Accomplishments that we’re proud of
- A clean, reproducible country–country–year cooperation dataset.
- Clear evidence that structural eras and vehicles explain launch tempo better than CPI.
- Intuitive metrics judges remember: Free-Ride Index, access inequality (Lorenz/Gini), and resilience under hub removal.
- Polished visuals that make the diplomacy behind space tangible.
What we learned
- Human spaceflight is planned and lumpy—a supply-constrained system where certification, fleet readiness, and international governance dominate short-run prices.

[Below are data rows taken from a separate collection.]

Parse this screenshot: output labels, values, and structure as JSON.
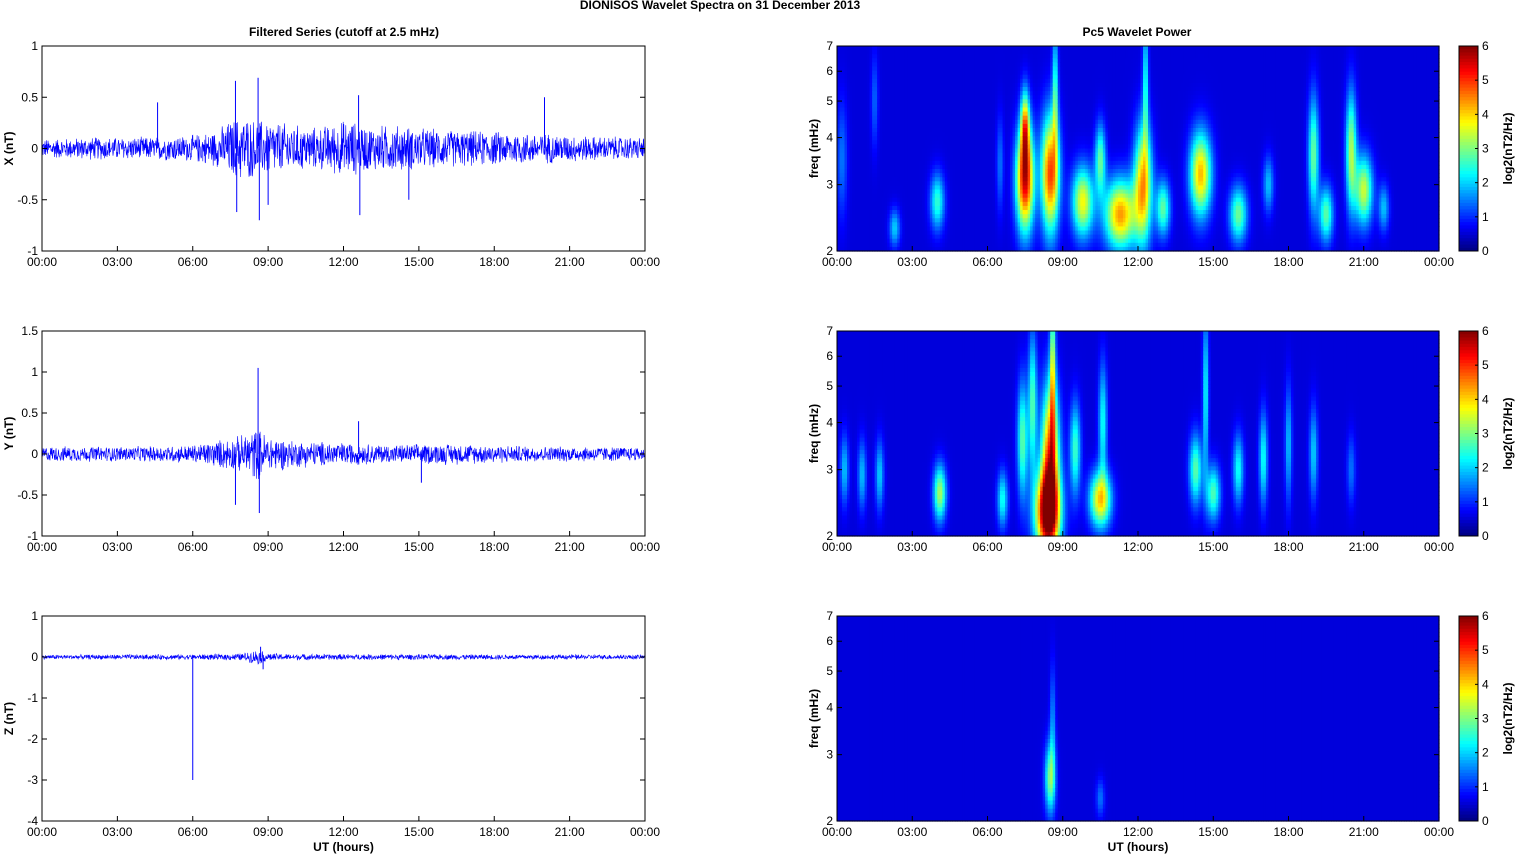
{
  "title": "DIONISOS Wavelet Spectra on 31 December  2013",
  "left_title": "Filtered Series (cutoff at 2.5 mHz)",
  "right_title": "Pc5 Wavelet Power",
  "x_label": "UT (hours)",
  "x_ticks": [
    "00:00",
    "03:00",
    "06:00",
    "09:00",
    "12:00",
    "15:00",
    "18:00",
    "21:00",
    "00:00"
  ],
  "series_color": "#0000ff",
  "chart_data": [
    {
      "type": "line",
      "panel": "X",
      "ylabel": "X (nT)",
      "x_range_hours": [
        0,
        24
      ],
      "ylim": [
        -1,
        1
      ],
      "y_ticks": [
        "1",
        "0.5",
        "0",
        "-0.5",
        "-1"
      ],
      "y_tick_values": [
        1,
        0.5,
        0,
        -0.5,
        -1
      ],
      "envelope_hours": [
        0,
        2,
        4,
        6,
        7,
        7.5,
        8,
        8.5,
        9,
        10,
        11,
        12,
        12.5,
        13,
        14,
        15,
        16,
        18,
        20,
        22,
        24
      ],
      "envelope_amp": [
        0.1,
        0.12,
        0.12,
        0.14,
        0.2,
        0.3,
        0.35,
        0.3,
        0.3,
        0.25,
        0.22,
        0.3,
        0.28,
        0.24,
        0.25,
        0.22,
        0.2,
        0.18,
        0.16,
        0.13,
        0.12
      ],
      "spikes": [
        {
          "t": 4.6,
          "v": 0.45
        },
        {
          "t": 7.7,
          "v": 0.66
        },
        {
          "t": 7.75,
          "v": -0.62
        },
        {
          "t": 8.6,
          "v": 0.69
        },
        {
          "t": 8.65,
          "v": -0.7
        },
        {
          "t": 9.0,
          "v": -0.55
        },
        {
          "t": 12.6,
          "v": 0.52
        },
        {
          "t": 12.65,
          "v": -0.65
        },
        {
          "t": 14.6,
          "v": -0.5
        },
        {
          "t": 20.0,
          "v": 0.5
        }
      ]
    },
    {
      "type": "line",
      "panel": "Y",
      "ylabel": "Y (nT)",
      "x_range_hours": [
        0,
        24
      ],
      "ylim": [
        -1,
        1.5
      ],
      "y_ticks": [
        "1.5",
        "1",
        "0.5",
        "0",
        "-0.5",
        "-1"
      ],
      "y_tick_values": [
        1.5,
        1,
        0.5,
        0,
        -0.5,
        -1
      ],
      "envelope_hours": [
        0,
        2,
        4,
        6,
        7,
        8,
        8.5,
        9,
        10,
        12,
        14,
        15,
        16,
        18,
        20,
        22,
        24
      ],
      "envelope_amp": [
        0.1,
        0.1,
        0.1,
        0.12,
        0.18,
        0.25,
        0.35,
        0.25,
        0.18,
        0.15,
        0.12,
        0.13,
        0.14,
        0.12,
        0.1,
        0.1,
        0.09
      ],
      "spikes": [
        {
          "t": 7.7,
          "v": -0.62
        },
        {
          "t": 8.6,
          "v": 1.05
        },
        {
          "t": 8.65,
          "v": -0.72
        },
        {
          "t": 12.6,
          "v": 0.4
        },
        {
          "t": 15.1,
          "v": -0.35
        }
      ]
    },
    {
      "type": "line",
      "panel": "Z",
      "ylabel": "Z (nT)",
      "x_range_hours": [
        0,
        24
      ],
      "ylim": [
        -4,
        1
      ],
      "y_ticks": [
        "1",
        "0",
        "-1",
        "-2",
        "-3",
        "-4"
      ],
      "y_tick_values": [
        1,
        0,
        -1,
        -2,
        -3,
        -4
      ],
      "envelope_hours": [
        0,
        6,
        7,
        8,
        8.6,
        9,
        10,
        16,
        24
      ],
      "envelope_amp": [
        0.06,
        0.07,
        0.08,
        0.1,
        0.2,
        0.1,
        0.08,
        0.07,
        0.06
      ],
      "spikes": [
        {
          "t": 6.0,
          "v": -3.0
        },
        {
          "t": 8.7,
          "v": 0.25
        },
        {
          "t": 8.8,
          "v": -0.3
        }
      ]
    },
    {
      "type": "heatmap",
      "panel": "X",
      "ylabel": "freq (mHz)",
      "x_range_hours": [
        0,
        24
      ],
      "ylim": [
        2,
        7
      ],
      "y_scale": "log",
      "y_ticks": [
        "7",
        "6",
        "5",
        "4",
        "3",
        "2"
      ],
      "y_tick_values": [
        7,
        6,
        5,
        4,
        3,
        2
      ],
      "colorbar_label": "log2(nT2/Hz)",
      "colorbar_ticks": [
        "6",
        "5",
        "4",
        "3",
        "2",
        "1",
        "0"
      ],
      "clim": [
        0,
        6
      ],
      "blobs": [
        [
          0.2,
          3.5,
          0.15,
          0.25,
          1.0
        ],
        [
          1.5,
          5.0,
          0.1,
          0.2,
          0.9
        ],
        [
          2.3,
          2.3,
          0.15,
          0.08,
          1.6
        ],
        [
          4.0,
          2.7,
          0.2,
          0.12,
          2.2
        ],
        [
          6.5,
          3.4,
          0.1,
          0.2,
          1.0
        ],
        [
          7.5,
          3.1,
          0.25,
          0.22,
          5.5
        ],
        [
          7.5,
          4.3,
          0.12,
          0.15,
          3.5
        ],
        [
          8.5,
          3.2,
          0.25,
          0.25,
          4.8
        ],
        [
          8.7,
          5.2,
          0.08,
          0.3,
          2.2
        ],
        [
          9.8,
          2.7,
          0.3,
          0.15,
          3.5
        ],
        [
          10.5,
          3.5,
          0.15,
          0.15,
          2.5
        ],
        [
          11.3,
          2.5,
          0.45,
          0.15,
          4.2
        ],
        [
          12.2,
          3.0,
          0.25,
          0.25,
          4.0
        ],
        [
          12.3,
          5.5,
          0.08,
          0.3,
          2.0
        ],
        [
          13.0,
          2.6,
          0.2,
          0.12,
          2.5
        ],
        [
          14.5,
          3.2,
          0.3,
          0.18,
          4.0
        ],
        [
          16.0,
          2.5,
          0.25,
          0.12,
          2.6
        ],
        [
          17.2,
          3.0,
          0.15,
          0.12,
          1.5
        ],
        [
          19.0,
          3.6,
          0.15,
          0.25,
          2.6
        ],
        [
          19.5,
          2.5,
          0.2,
          0.12,
          2.5
        ],
        [
          20.5,
          3.7,
          0.15,
          0.25,
          3.0
        ],
        [
          21.0,
          2.9,
          0.25,
          0.15,
          3.2
        ],
        [
          21.8,
          2.6,
          0.15,
          0.1,
          1.5
        ]
      ]
    },
    {
      "type": "heatmap",
      "panel": "Y",
      "ylabel": "freq (mHz)",
      "x_range_hours": [
        0,
        24
      ],
      "ylim": [
        2,
        7
      ],
      "y_scale": "log",
      "y_ticks": [
        "7",
        "6",
        "5",
        "4",
        "3",
        "2"
      ],
      "y_tick_values": [
        7,
        6,
        5,
        4,
        3,
        2
      ],
      "colorbar_label": "log2(nT2/Hz)",
      "colorbar_ticks": [
        "6",
        "5",
        "4",
        "3",
        "2",
        "1",
        "0"
      ],
      "clim": [
        0,
        6
      ],
      "blobs": [
        [
          0.3,
          3.0,
          0.12,
          0.15,
          1.5
        ],
        [
          1.0,
          2.9,
          0.12,
          0.15,
          1.5
        ],
        [
          1.7,
          2.9,
          0.12,
          0.15,
          1.6
        ],
        [
          4.1,
          2.6,
          0.18,
          0.12,
          3.0
        ],
        [
          6.6,
          2.5,
          0.15,
          0.12,
          2.0
        ],
        [
          7.4,
          3.6,
          0.15,
          0.25,
          2.5
        ],
        [
          7.8,
          4.5,
          0.12,
          0.3,
          2.4
        ],
        [
          8.4,
          2.3,
          0.35,
          0.18,
          6.0
        ],
        [
          8.5,
          3.3,
          0.25,
          0.3,
          4.5
        ],
        [
          8.6,
          5.5,
          0.08,
          0.35,
          3.0
        ],
        [
          9.5,
          3.4,
          0.15,
          0.2,
          2.3
        ],
        [
          10.5,
          2.5,
          0.3,
          0.12,
          3.8
        ],
        [
          10.6,
          4.0,
          0.12,
          0.25,
          2.0
        ],
        [
          14.3,
          3.0,
          0.18,
          0.15,
          2.5
        ],
        [
          14.7,
          4.8,
          0.08,
          0.35,
          2.0
        ],
        [
          15.0,
          2.6,
          0.2,
          0.12,
          2.4
        ],
        [
          16.0,
          3.0,
          0.15,
          0.15,
          2.0
        ],
        [
          17.0,
          3.2,
          0.12,
          0.2,
          2.0
        ],
        [
          18.0,
          3.5,
          0.1,
          0.25,
          1.5
        ],
        [
          19.0,
          3.3,
          0.12,
          0.2,
          1.6
        ],
        [
          20.5,
          3.0,
          0.12,
          0.15,
          1.0
        ]
      ]
    },
    {
      "type": "heatmap",
      "panel": "Z",
      "ylabel": "freq (mHz)",
      "x_range_hours": [
        0,
        24
      ],
      "ylim": [
        2,
        7
      ],
      "y_scale": "log",
      "y_ticks": [
        "7",
        "6",
        "5",
        "4",
        "3",
        "2"
      ],
      "y_tick_values": [
        7,
        6,
        5,
        4,
        3,
        2
      ],
      "colorbar_label": "log2(nT2/Hz)",
      "colorbar_ticks": [
        "6",
        "5",
        "4",
        "3",
        "2",
        "1",
        "0"
      ],
      "clim": [
        0,
        6
      ],
      "blobs": [
        [
          8.5,
          2.6,
          0.15,
          0.15,
          2.7
        ],
        [
          8.6,
          3.6,
          0.08,
          0.25,
          1.2
        ],
        [
          10.5,
          2.3,
          0.12,
          0.08,
          1.0
        ]
      ]
    }
  ]
}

- Network views translate a tech domain into social structure: who brokers ties, who piggybacks, and how blocs realign.
- Good social-science stories need falsification tests (here, CPI as a placebo) and transparent assumptions.
What’s next for Atlas of Astronaut Collaboration and Foresight
- Add UN General Assembly voting similarity and formal alliance ties to explain which cooperation edges form (QAP/MRQAP).
- Bring in real (CPI-deflated) space budgets to test the capacity/vehicle mechanism directly.
- Switch outcomes from mission counts to seat-counts / crew-days, plus link-prediction for “next-decade partners.”
- Ship an interactive web atlas (filter by era, simulate hub exits, export country fact sheets). One-line vision: from “who flew with whom” to a foresight tool for how cooperation shifts when politics or fleets change.